Vermeiden Sie Risiken bei der Medikamenteneinnahme.

Die 4-K-Kampagne ist eine Aufklärungskampagne der Barmer, der Bundesärztekammer und der Deutschen Hauptstelle für Suchtfragen, die über die Risiken von Schlaf- und Beruhigungsmitteln informieren soll.

Es gibt viele Umstände, die eine solche Krise auslösen können. Vielleicht erleben Sie eine umfassende Veränderung in Ihrem Leben und es fällt Ihnen schwer, sich auf die neue Situation einzustellen? Oder Sie fühlen sich durch Aufgaben, Konflikte oder Erwartungen anderer überfordert? Solche Phasen der Überforderung und Anspannung machen viele Menschen durch. Manchmal aber werden sie zu einer Belastung, die man allein nicht mehr zu meistern können glaubt. In solchen Fällen kann es sein, dass Ihr Arzt oder Ihre Ärztin die Einnahme eines beruhigenden, schlaffördernden oder angstlösenden Medikaments aus der Gruppe der Benzodiazepine* oder einer vergleichbaren Wirkstoffgruppe, per Rezept verordnet. Möglicherweise soll die Arznei auch die Zeit "überbrücken", bis ein verordnetes Antidepressivum zu wirken beginnt.

*"Benzodiazepine" bezeichnen eine Gruppe von Wirkstoffen. Bekannter ist meist der Handelsname, den eine Firma ihrem Medikament gibt. Auf der Medikamentenpackung sind Wirkstoff und Handelsname immer angegeben, der Wirkstoff in kleinerer Schrift.

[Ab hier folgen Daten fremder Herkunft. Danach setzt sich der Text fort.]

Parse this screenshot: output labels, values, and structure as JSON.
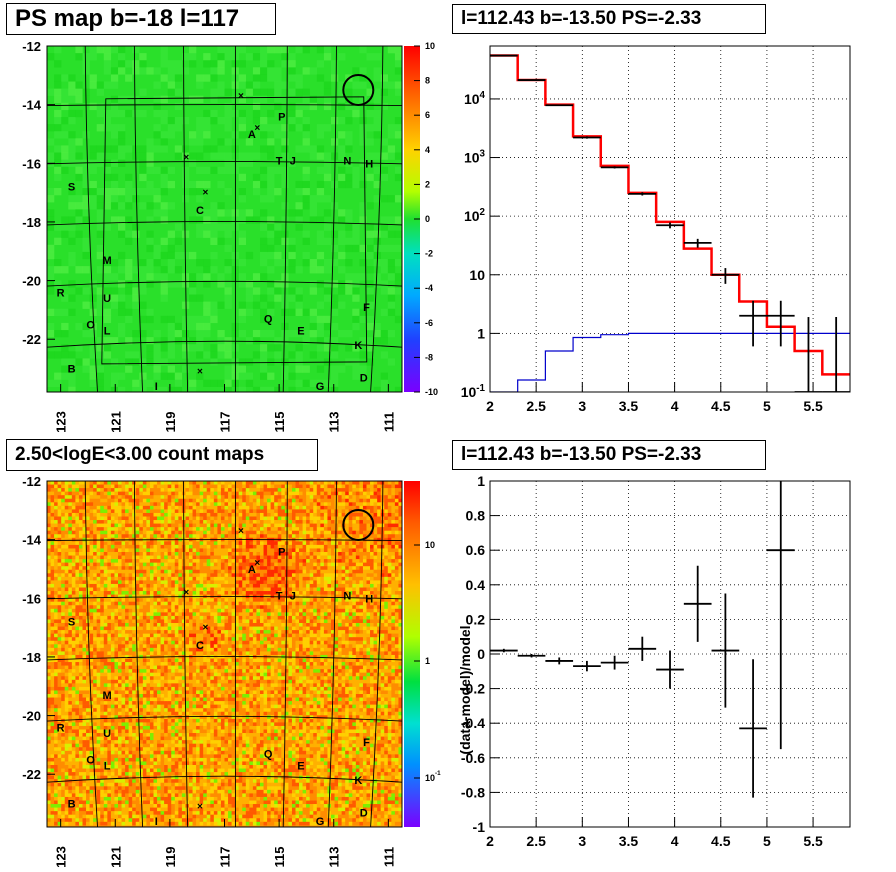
{
  "panels": {
    "tl_title": "PS map b=-18 l=117",
    "tr_title": "l=112.43 b=-13.50 PS=-2.33",
    "bl_title": "2.50<logE<3.00 count maps",
    "br_title": "l=112.43 b=-13.50 PS=-2.33"
  },
  "colors": {
    "data": "#000000",
    "model": "#ff0000",
    "background": "#0000cc",
    "grid": "#000000"
  },
  "chart_data": [
    {
      "type": "heatmap",
      "title": "PS map b=-18 l=117",
      "xlim": [
        123.5,
        110.5
      ],
      "ylim": [
        -23.8,
        -12
      ],
      "xticks": [
        "123",
        "121",
        "119",
        "117",
        "115",
        "113",
        "111"
      ],
      "yticks": [
        "-12",
        "-14",
        "-16",
        "-18",
        "-20",
        "-22"
      ],
      "colorbar": {
        "range": [
          -10,
          10
        ],
        "ticks": [
          "10",
          "8",
          "6",
          "4",
          "2",
          "0",
          "-2",
          "-4",
          "-6",
          "-8",
          "-10"
        ]
      },
      "sources": [
        {
          "label": "P",
          "l": 114.9,
          "b": -14.4
        },
        {
          "label": "A",
          "l": 116.0,
          "b": -15.0
        },
        {
          "label": "T",
          "l": 115.0,
          "b": -15.9
        },
        {
          "label": "J",
          "l": 114.5,
          "b": -15.9
        },
        {
          "label": "N",
          "l": 112.5,
          "b": -15.9
        },
        {
          "label": "H",
          "l": 111.7,
          "b": -16.0
        },
        {
          "label": "S",
          "l": 122.6,
          "b": -16.8
        },
        {
          "label": "C",
          "l": 117.9,
          "b": -17.6
        },
        {
          "label": "M",
          "l": 121.3,
          "b": -19.3
        },
        {
          "label": "R",
          "l": 123.0,
          "b": -20.4
        },
        {
          "label": "U",
          "l": 121.3,
          "b": -20.6
        },
        {
          "label": "F",
          "l": 111.8,
          "b": -20.9
        },
        {
          "label": "Q",
          "l": 115.4,
          "b": -21.3
        },
        {
          "label": "O",
          "l": 121.9,
          "b": -21.5
        },
        {
          "label": "L",
          "l": 121.3,
          "b": -21.7
        },
        {
          "label": "E",
          "l": 114.2,
          "b": -21.7
        },
        {
          "label": "K",
          "l": 112.1,
          "b": -22.2
        },
        {
          "label": "B",
          "l": 122.6,
          "b": -23.0
        },
        {
          "label": "D",
          "l": 111.9,
          "b": -23.3
        },
        {
          "label": "I",
          "l": 119.5,
          "b": -23.6
        },
        {
          "label": "G",
          "l": 113.5,
          "b": -23.6
        }
      ],
      "crosses": [
        {
          "l": 116.4,
          "b": -13.7
        },
        {
          "l": 115.8,
          "b": -14.8
        },
        {
          "l": 118.4,
          "b": -15.8
        },
        {
          "l": 117.7,
          "b": -17.0
        },
        {
          "l": 117.9,
          "b": -23.1
        }
      ],
      "circle": {
        "l": 112.1,
        "b": -13.5
      }
    },
    {
      "type": "line",
      "title": "l=112.43 b=-13.50 PS=-2.33",
      "xlim": [
        2,
        5.9
      ],
      "ylim": [
        0.1,
        80000
      ],
      "log_y": true,
      "grid": true,
      "xticks": [
        "2",
        "2.5",
        "3",
        "3.5",
        "4",
        "4.5",
        "5",
        "5.5"
      ],
      "yticks": [
        "10^4",
        "10^3",
        "10^2",
        "10",
        "1",
        "10^-1"
      ],
      "model_edges": [
        2,
        2.3,
        2.6,
        2.9,
        3.2,
        3.5,
        3.8,
        4.1,
        4.4,
        4.7,
        5.0,
        5.3,
        5.6,
        5.9
      ],
      "model_values": [
        55000,
        21000,
        8000,
        2300,
        720,
        250,
        80,
        28,
        10,
        3.5,
        1.3,
        0.5,
        0.2
      ],
      "background_values": [
        0.1,
        0.16,
        0.5,
        0.85,
        0.95,
        1.0,
        1.0,
        1.0,
        1.0,
        1.0,
        1.0,
        1.0,
        1.0
      ],
      "data_points": [
        {
          "x": 2.15,
          "y": 55000,
          "ylo": 54000,
          "yhi": 56000
        },
        {
          "x": 2.45,
          "y": 21000,
          "ylo": 20500,
          "yhi": 21500
        },
        {
          "x": 2.75,
          "y": 7800,
          "ylo": 7600,
          "yhi": 8000
        },
        {
          "x": 3.05,
          "y": 2200,
          "ylo": 2100,
          "yhi": 2300
        },
        {
          "x": 3.35,
          "y": 680,
          "ylo": 650,
          "yhi": 710
        },
        {
          "x": 3.65,
          "y": 240,
          "ylo": 225,
          "yhi": 255
        },
        {
          "x": 3.95,
          "y": 70,
          "ylo": 62,
          "yhi": 78
        },
        {
          "x": 4.25,
          "y": 35,
          "ylo": 29,
          "yhi": 41
        },
        {
          "x": 4.55,
          "y": 10,
          "ylo": 7,
          "yhi": 13
        },
        {
          "x": 4.85,
          "y": 2,
          "ylo": 0.6,
          "yhi": 3.6
        },
        {
          "x": 5.15,
          "y": 2,
          "ylo": 0.6,
          "yhi": 3.6
        },
        {
          "x": 5.45,
          "y": 0.1,
          "ylo": 0.1,
          "yhi": 1.9
        },
        {
          "x": 5.75,
          "y": 0.1,
          "ylo": 0.1,
          "yhi": 1.9
        }
      ]
    },
    {
      "type": "heatmap",
      "title": "2.50<logE<3.00 count maps",
      "xlim": [
        123.5,
        110.5
      ],
      "ylim": [
        -23.8,
        -12
      ],
      "xticks": [
        "123",
        "121",
        "119",
        "117",
        "115",
        "113",
        "111"
      ],
      "yticks": [
        "-12",
        "-14",
        "-16",
        "-18",
        "-20",
        "-22"
      ],
      "colorbar": {
        "log": true,
        "ticks": [
          "10",
          "1",
          "10^-1"
        ]
      }
    },
    {
      "type": "scatter",
      "title": "l=112.43 b=-13.50 PS=-2.33",
      "ylabel": "(data-model)/model",
      "xlim": [
        2,
        5.9
      ],
      "ylim": [
        -1,
        1
      ],
      "grid": true,
      "xticks": [
        "2",
        "2.5",
        "3",
        "3.5",
        "4",
        "4.5",
        "5",
        "5.5"
      ],
      "yticks": [
        "1",
        "0.8",
        "0.6",
        "0.4",
        "0.2",
        "0",
        "-0.2",
        "-0.4",
        "-0.6",
        "-0.8",
        "-1"
      ],
      "points": [
        {
          "x": 2.15,
          "y": 0.02,
          "err": 0.01
        },
        {
          "x": 2.45,
          "y": -0.01,
          "err": 0.01
        },
        {
          "x": 2.75,
          "y": -0.04,
          "err": 0.02
        },
        {
          "x": 3.05,
          "y": -0.07,
          "err": 0.03
        },
        {
          "x": 3.35,
          "y": -0.05,
          "err": 0.04
        },
        {
          "x": 3.65,
          "y": 0.03,
          "err": 0.07
        },
        {
          "x": 3.95,
          "y": -0.09,
          "err": 0.11
        },
        {
          "x": 4.25,
          "y": 0.29,
          "err": 0.22
        },
        {
          "x": 4.55,
          "y": 0.02,
          "err": 0.33
        },
        {
          "x": 4.85,
          "y": -0.43,
          "err": 0.4
        },
        {
          "x": 5.15,
          "y": 0.6,
          "err": 1.15
        }
      ]
    }
  ]
}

Um die mögliche Entstehung einer Abhängigkeit zu vermeiden, können Sie Ihre Medikamente nach folgender sogenannter "4-K-Regel" anwenden:

Klare Indikation

Das bedeutet: Nehmen Sie das Medikament nur ein, wenn eine eindeutige medizinische Notwendigkeit besteht. Diese sollten Sie in einem Gespräch mit Ihrer Ärztin / Ihrem Arzt abklären und auch andere Behandlungsmöglichkeiten besprechen.

Kleinste notwendige Dosis

Das bedeutet: Nehmen Sie nur soviel wie nötig ein – und unbedingt so wenig wie möglich. Besprechen Sie die kleinste notwendige Dosis mit Ihrer Ärztin / Ihrem Arzt.

Kurze Anwendung

Das bedeutet: Nehmen Sie das Medikament nur überbrückend für kurze Zeit. Eine über drei bis vier Wochen hinausgehende Einnahme kann bereits zu einer Abhängigkeit führen.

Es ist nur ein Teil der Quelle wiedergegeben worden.